Maintenant, avance-t-il, il faut « voir ce qu’on peut faire » pour rétablir les faits et la vérité sur l’occupation française de l’Algérie. Cela implique notamment la consolidation d’un cadre institutionnel capable d’animer le dialogue mémoriel, de favoriser l’accès égalitaire aux archives et d’encourager une éducation qui ne masque pas les blessures du passé. L’objectif, selon lui, est de créer une mémoire accessible et compréhensible par les Français comme par les Algériens, afin que les deux pays puissent construire, sur des bases plus solides, une relation fondée sur la reconnaissance des torts et sur un futur commun.
A travers son témoignage, Stora trace les contours d’une approche réaliste et exigeante de la mémoire. Celle-ci suppose un volontarisme politique, une responsabilité civique et une volonté de dépasser les polarisations. Il appelle à une « reconstruction de l’histoire » qui soit intelligible pour les citoyens des deux rives et qui rende incompressibles les leçons tirées du passé. En somme, pour lui, la mémoire partagée ne peut être réduite à une simple question de devoir moral: elle est le socle indispensable d’une réconciliation durable, dans laquelle les archives, les voix des témoins et les conclusions des historiens doivent dialoguer de manière ouverte et continue.
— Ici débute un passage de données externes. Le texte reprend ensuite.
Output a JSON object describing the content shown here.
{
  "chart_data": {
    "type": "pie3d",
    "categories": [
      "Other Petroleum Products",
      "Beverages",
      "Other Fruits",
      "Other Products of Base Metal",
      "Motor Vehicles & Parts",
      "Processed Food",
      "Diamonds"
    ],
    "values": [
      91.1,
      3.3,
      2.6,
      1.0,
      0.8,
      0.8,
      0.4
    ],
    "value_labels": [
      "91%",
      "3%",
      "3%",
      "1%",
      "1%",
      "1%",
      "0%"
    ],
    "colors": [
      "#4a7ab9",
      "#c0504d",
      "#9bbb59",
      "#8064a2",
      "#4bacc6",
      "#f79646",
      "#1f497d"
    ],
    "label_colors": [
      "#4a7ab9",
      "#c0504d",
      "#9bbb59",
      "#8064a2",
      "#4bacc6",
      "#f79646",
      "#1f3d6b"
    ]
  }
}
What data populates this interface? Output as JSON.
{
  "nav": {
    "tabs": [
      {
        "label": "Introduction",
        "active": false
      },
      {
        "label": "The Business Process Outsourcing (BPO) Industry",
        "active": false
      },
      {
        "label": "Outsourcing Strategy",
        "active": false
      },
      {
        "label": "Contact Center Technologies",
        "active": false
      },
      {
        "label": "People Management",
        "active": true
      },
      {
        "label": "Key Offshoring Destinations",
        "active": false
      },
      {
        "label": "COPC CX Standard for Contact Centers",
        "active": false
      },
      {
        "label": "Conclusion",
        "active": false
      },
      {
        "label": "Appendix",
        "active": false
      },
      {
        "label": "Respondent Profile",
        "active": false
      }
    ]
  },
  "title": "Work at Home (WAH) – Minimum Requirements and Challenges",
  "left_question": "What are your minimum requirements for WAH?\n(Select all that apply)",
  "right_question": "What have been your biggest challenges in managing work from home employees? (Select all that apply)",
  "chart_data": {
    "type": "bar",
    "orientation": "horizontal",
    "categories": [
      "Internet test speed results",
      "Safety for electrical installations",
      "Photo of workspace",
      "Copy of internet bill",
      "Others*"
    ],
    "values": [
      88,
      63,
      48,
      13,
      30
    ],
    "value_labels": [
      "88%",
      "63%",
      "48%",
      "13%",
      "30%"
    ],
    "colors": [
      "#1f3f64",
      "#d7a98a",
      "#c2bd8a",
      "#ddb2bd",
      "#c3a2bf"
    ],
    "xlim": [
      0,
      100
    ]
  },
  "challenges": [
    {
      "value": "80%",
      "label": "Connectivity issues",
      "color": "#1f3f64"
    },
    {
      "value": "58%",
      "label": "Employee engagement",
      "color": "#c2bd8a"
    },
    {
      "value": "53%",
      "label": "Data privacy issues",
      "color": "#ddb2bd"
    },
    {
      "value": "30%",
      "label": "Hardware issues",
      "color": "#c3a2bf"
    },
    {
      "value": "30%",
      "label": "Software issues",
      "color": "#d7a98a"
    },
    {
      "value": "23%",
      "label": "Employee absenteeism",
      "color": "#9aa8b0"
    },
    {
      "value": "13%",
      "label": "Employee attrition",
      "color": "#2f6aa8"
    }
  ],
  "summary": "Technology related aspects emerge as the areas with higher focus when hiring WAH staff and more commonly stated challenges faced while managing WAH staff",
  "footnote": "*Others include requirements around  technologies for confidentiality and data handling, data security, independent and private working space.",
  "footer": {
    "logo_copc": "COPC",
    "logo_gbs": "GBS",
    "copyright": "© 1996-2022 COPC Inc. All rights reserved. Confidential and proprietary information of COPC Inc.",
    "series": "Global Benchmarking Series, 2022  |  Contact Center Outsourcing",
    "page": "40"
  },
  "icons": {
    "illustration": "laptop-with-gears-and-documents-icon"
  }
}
Stora a aussi déclaré que «la France et l’Algérie sont condamnées à s’entendre de par leur Histoire et leur géographie», soulignant qu’»il n’est pas possible que la France se désintéresse de ce qu’est l’Algérie, ce pays continent», ajoutant «naturellement, les relations entre les deux pays seront reprises. Chaque crise est une opportunité de tirer des leçons et de repartir sur d’autres bases», a-t-il soutenu. Pour l’historien français, ces nouvelles fondations doivent se baser sur l’acceptation par la France de la «souveraineté algérienne» et de son «nationalisme».